Lo fanno meglio gli italiani?




L’arte contemporanea affascina un sempre più vasto pubblico e in questi ultimi anni diverse case editrici hanno pubblicato interessanti saggi critici, materiali documentativi, testi di analisi e biografie di noti artisti viventi che popolano quest’affascinante mondo.

Recentemente sono usciti due avvincenti libri che, per il pubblico italiano, si compensano a vicenda per dare una visione del mondo artistico a 360 gradi.

Si tratta del testo di Luca Beatrice “Da che arte stai?” edizioni Rizzoli 16,50 euro e il testo di Donald Thompson “lo squalo da 12 milioni di dollari” edizioni Mondadori 18 euro.

Il primo tomo è scritto dal noto critico/curatore torinese, che l’anno scorso con Beatrice Buscaroli ha curato alla Biennale di Venezia il Padiglione Italiano, realizzando una collettiva di artisti teoricamente ispirata al futurismo marinettiano.

Il libro narra i recenti ultimi decenni dell’arte e di noti eventi italiani, trattandoli in modo alquanto chiaro e ironico.
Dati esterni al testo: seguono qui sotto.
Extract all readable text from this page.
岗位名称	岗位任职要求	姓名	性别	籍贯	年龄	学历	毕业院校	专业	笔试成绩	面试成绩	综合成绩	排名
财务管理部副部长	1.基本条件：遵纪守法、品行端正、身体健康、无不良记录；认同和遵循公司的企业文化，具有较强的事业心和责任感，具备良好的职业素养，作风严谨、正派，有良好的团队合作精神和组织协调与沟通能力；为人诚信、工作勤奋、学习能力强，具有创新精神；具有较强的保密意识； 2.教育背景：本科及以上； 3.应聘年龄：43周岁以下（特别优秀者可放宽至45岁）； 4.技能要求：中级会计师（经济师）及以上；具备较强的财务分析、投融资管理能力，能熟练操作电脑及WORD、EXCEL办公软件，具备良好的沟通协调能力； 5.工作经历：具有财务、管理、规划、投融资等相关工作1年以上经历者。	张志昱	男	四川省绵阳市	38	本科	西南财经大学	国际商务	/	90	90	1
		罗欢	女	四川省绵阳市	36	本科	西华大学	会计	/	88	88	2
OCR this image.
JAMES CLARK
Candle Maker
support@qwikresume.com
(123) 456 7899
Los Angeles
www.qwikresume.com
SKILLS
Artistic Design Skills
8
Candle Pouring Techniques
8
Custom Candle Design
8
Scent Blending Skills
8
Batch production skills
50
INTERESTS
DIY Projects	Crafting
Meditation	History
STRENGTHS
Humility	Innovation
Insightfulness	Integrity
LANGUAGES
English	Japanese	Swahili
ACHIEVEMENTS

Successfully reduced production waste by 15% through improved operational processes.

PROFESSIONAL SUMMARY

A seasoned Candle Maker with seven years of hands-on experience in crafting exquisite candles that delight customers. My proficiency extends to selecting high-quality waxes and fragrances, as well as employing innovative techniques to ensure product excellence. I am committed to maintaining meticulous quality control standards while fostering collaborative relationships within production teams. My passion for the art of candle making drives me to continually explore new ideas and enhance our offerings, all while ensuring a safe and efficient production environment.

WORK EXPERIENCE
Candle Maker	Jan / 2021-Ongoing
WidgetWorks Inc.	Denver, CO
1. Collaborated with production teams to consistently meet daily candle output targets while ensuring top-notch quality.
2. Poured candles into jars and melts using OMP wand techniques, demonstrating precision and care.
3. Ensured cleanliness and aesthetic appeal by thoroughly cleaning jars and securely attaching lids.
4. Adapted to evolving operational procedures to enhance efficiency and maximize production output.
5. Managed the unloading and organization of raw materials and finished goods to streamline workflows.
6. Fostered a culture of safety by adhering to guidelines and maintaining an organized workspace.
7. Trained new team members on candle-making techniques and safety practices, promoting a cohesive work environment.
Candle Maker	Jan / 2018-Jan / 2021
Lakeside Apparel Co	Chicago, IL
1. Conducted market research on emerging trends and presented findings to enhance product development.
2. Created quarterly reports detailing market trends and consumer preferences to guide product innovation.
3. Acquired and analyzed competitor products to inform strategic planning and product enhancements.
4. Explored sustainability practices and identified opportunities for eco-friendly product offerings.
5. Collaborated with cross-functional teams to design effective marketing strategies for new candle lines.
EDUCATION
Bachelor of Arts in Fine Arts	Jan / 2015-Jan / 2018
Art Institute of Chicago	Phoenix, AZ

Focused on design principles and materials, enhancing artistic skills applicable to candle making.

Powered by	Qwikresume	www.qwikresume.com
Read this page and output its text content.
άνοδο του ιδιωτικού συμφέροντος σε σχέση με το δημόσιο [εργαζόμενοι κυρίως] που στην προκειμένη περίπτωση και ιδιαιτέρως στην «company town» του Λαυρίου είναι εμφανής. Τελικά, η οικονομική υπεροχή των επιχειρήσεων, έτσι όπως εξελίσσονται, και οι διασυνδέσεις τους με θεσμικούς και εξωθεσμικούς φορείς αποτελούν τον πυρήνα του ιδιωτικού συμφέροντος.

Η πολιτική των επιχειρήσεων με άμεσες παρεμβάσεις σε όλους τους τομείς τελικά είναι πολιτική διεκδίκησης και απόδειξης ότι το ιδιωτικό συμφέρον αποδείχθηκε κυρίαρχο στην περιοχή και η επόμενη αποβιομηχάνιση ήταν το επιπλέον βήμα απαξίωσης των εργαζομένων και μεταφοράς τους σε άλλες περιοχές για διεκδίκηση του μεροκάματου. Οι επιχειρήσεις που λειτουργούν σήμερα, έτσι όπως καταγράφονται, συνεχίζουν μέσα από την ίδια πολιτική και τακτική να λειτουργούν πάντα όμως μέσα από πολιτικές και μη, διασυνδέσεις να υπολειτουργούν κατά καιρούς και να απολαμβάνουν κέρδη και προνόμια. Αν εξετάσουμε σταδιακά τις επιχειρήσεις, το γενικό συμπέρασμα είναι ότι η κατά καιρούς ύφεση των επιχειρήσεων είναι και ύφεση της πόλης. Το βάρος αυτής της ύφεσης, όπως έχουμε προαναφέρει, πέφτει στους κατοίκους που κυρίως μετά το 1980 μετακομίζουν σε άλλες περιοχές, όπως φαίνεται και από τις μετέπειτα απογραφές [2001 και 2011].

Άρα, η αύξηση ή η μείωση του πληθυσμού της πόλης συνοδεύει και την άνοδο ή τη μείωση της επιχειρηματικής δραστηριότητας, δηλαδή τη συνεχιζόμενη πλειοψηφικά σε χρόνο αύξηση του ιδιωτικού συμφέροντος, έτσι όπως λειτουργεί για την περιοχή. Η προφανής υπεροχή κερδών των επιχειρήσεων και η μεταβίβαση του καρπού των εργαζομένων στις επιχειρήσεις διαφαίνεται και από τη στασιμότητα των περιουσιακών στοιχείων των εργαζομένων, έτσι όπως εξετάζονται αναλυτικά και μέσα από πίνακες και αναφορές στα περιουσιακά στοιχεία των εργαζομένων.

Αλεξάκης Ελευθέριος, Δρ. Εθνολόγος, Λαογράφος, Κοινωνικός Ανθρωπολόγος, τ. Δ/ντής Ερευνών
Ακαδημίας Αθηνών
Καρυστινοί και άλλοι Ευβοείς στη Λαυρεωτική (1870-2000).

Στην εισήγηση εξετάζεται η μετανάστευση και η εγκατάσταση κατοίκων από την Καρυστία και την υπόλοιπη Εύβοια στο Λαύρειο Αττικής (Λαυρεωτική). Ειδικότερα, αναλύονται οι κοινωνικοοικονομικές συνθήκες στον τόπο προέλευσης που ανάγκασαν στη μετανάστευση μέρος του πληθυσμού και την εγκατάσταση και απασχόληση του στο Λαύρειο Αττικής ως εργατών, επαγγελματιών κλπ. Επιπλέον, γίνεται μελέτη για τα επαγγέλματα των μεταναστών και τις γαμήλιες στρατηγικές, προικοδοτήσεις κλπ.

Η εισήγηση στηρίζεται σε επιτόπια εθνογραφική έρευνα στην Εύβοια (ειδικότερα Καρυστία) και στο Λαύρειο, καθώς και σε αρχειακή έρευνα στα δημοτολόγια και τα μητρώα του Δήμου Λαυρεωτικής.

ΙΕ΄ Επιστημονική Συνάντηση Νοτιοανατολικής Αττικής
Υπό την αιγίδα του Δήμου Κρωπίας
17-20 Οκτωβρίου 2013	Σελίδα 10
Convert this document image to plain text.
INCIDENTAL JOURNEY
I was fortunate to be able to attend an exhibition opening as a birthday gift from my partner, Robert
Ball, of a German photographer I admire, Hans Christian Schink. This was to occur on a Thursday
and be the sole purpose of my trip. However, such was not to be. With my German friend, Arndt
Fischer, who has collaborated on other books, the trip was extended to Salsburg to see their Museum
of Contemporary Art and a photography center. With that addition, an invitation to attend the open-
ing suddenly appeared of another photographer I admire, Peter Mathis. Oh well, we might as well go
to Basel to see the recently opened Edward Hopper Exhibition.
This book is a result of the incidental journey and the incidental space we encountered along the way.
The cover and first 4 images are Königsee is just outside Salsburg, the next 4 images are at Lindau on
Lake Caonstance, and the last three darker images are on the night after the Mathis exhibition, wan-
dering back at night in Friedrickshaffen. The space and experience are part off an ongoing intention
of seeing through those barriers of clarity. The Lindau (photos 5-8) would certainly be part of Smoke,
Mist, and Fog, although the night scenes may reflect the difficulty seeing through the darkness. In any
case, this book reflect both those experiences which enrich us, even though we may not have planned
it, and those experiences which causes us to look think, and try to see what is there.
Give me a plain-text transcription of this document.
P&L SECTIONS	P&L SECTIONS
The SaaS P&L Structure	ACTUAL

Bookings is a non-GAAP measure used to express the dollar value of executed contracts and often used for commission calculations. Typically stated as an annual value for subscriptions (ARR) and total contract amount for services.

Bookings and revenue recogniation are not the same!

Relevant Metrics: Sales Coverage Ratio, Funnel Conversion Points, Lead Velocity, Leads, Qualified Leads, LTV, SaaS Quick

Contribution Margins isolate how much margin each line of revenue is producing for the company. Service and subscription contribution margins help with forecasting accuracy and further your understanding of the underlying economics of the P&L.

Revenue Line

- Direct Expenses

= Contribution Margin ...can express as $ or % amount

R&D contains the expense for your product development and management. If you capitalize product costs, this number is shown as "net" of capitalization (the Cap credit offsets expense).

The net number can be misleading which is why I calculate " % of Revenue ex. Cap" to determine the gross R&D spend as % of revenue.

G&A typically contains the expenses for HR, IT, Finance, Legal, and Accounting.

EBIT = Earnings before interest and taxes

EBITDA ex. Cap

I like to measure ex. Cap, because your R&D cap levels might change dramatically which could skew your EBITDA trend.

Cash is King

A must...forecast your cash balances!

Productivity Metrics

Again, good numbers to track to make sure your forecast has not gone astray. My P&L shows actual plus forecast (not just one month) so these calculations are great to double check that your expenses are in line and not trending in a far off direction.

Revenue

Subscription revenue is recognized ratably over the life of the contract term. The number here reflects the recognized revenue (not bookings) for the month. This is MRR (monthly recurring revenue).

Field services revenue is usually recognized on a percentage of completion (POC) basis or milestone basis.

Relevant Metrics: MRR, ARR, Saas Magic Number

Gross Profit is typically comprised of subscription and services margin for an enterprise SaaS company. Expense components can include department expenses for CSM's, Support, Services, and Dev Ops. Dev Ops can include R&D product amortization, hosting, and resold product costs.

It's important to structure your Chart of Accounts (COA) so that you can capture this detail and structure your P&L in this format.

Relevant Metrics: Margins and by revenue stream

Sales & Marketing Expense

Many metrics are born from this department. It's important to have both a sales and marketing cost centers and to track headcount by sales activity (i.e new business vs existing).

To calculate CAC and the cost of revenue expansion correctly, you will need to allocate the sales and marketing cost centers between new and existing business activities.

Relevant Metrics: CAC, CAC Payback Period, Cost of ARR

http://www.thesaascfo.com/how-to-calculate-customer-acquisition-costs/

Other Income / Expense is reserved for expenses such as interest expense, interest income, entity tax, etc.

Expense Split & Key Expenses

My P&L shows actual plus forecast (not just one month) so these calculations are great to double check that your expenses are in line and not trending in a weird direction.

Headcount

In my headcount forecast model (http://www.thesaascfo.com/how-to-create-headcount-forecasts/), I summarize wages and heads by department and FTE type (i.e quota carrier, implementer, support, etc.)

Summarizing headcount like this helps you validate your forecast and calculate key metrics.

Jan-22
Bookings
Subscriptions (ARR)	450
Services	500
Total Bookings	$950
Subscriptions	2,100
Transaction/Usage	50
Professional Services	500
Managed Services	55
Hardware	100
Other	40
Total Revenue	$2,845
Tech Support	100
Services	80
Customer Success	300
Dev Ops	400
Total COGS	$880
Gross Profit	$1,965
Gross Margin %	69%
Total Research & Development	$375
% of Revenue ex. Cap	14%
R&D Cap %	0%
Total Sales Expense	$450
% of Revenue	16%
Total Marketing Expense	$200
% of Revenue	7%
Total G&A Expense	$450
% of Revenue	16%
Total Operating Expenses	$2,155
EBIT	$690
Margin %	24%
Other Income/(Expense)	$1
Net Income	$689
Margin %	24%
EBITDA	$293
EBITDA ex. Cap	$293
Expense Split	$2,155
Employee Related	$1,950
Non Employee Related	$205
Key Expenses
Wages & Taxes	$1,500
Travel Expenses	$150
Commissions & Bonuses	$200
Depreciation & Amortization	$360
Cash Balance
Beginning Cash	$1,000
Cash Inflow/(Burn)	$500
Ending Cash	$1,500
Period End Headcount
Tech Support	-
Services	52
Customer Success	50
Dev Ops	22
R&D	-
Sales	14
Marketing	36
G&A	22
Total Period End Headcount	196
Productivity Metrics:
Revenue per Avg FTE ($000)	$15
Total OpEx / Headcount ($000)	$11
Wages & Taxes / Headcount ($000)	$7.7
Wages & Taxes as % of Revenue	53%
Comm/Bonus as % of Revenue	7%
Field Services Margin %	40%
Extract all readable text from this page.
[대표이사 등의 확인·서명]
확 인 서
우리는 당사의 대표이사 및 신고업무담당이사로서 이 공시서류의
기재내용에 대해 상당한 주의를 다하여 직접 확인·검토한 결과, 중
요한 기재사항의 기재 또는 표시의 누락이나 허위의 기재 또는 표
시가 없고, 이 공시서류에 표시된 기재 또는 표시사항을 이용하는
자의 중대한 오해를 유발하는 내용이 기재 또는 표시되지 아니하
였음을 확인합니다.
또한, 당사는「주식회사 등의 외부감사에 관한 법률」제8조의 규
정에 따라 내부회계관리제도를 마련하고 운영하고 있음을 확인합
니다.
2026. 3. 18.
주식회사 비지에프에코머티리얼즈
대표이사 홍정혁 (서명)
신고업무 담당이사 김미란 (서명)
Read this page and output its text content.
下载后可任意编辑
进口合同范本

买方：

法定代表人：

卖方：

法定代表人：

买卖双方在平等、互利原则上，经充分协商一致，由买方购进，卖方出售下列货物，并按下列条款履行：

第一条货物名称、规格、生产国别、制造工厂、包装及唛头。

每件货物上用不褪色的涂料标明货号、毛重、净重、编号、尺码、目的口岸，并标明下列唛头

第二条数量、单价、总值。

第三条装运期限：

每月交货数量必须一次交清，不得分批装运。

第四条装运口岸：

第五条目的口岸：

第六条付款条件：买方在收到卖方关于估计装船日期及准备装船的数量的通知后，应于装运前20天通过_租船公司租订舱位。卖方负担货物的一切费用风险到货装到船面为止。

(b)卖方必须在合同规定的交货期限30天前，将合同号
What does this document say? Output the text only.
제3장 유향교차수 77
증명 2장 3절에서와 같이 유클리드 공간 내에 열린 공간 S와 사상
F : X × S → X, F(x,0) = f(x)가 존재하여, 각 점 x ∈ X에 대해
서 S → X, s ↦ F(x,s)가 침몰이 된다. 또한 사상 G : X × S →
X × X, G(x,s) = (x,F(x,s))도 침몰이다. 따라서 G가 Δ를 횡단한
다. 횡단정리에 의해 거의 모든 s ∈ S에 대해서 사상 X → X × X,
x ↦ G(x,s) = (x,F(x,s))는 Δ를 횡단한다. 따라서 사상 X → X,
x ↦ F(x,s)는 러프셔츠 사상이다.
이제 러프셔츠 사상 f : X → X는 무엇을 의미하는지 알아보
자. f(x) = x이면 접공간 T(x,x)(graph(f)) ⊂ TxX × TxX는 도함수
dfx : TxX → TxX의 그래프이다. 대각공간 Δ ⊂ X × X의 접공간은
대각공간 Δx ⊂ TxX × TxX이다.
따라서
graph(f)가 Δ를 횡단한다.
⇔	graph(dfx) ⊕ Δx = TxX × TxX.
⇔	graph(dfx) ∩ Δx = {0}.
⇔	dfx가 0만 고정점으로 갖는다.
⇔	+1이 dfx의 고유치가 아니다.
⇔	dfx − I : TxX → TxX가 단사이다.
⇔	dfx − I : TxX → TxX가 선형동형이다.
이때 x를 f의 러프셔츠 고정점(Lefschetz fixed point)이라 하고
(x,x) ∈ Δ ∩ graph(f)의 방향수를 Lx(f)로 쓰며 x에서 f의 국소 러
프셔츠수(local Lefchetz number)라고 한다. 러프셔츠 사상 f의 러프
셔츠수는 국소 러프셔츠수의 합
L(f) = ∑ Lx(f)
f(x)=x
In una lettura scorrevole e sfaccetta.

Svelando, secondo il suo personale punto di vista che parteggia per un tipo di arte più classica e formale, una strana realtà della situazione italiana che tenta di darsi un ruolo nel mondo dell’arte internazionale e nostrana.

Se le osservazioni proposte paiono valide dispiace percepire che le alternative proposte da Beatrice paiono quasi identiche in valore di relazione e di qualità a quelle criticate, per cui il cerchio si chiude fra la sua idea e la tendenze di altri in vorticosi gironi di sopravvivenza.

Al consumatore/collezionisti non resta che l’ultima sentenza.

Comunque alla fine si ha un valido quadro di un sistema che tenta di durare alle spinte più organizzate e dinamiche che arrivano dall’estero, cercando di costruire/imporre mode e gusti per il sistema stesso.

Proprio dall’estero viene il secondo volume, un saggio di Donald Thompson, un economista/collezionista d’arte, che in certe parti, ricalcando un poco lo stile del famoso “Il giro del mondo dell'arte in sette giorni” di Sarah Thornton, propone un discorsivo racconta sulla realtà internazionale dell’arte con un piglio più attento al valore commerciale e con una serie di osservazioni pungenti e molto condivisibili sulla realtà anglo/americana.

Centrale nel suo testo l’idea del brand, cioè la capacità di dotare un oggetto (anche artistico) di un magnetismo di valori e desideri che lo rende desiderabile. Così facendo si giustifica un plus-valore, che va oltre il valore reale a cui riuscirlo a venderlo.

Considerando che il numero di collezionisti è in crescita esponenziale, parallelo al numero di nuovi miliardari il gioco pare facile a farsi.

Leggendo i due testi ci si rende sempre più conto di come la realtà dell’arte non sia più quel luogo romantico e sognante del creare.

Quello che poteva essere un territorio di valore culturale e sociale, ha lasciato spazio a un sistema commerciale spietato.

Dettato dalle regole del denaro e del successo mediatico, dove sono tanti, e lontani dall’arte, gli elementi che decretano un effimero valore “artistico”, abilmente proposto in una tristissima globalizzazione che omologa e appiattisce tutto.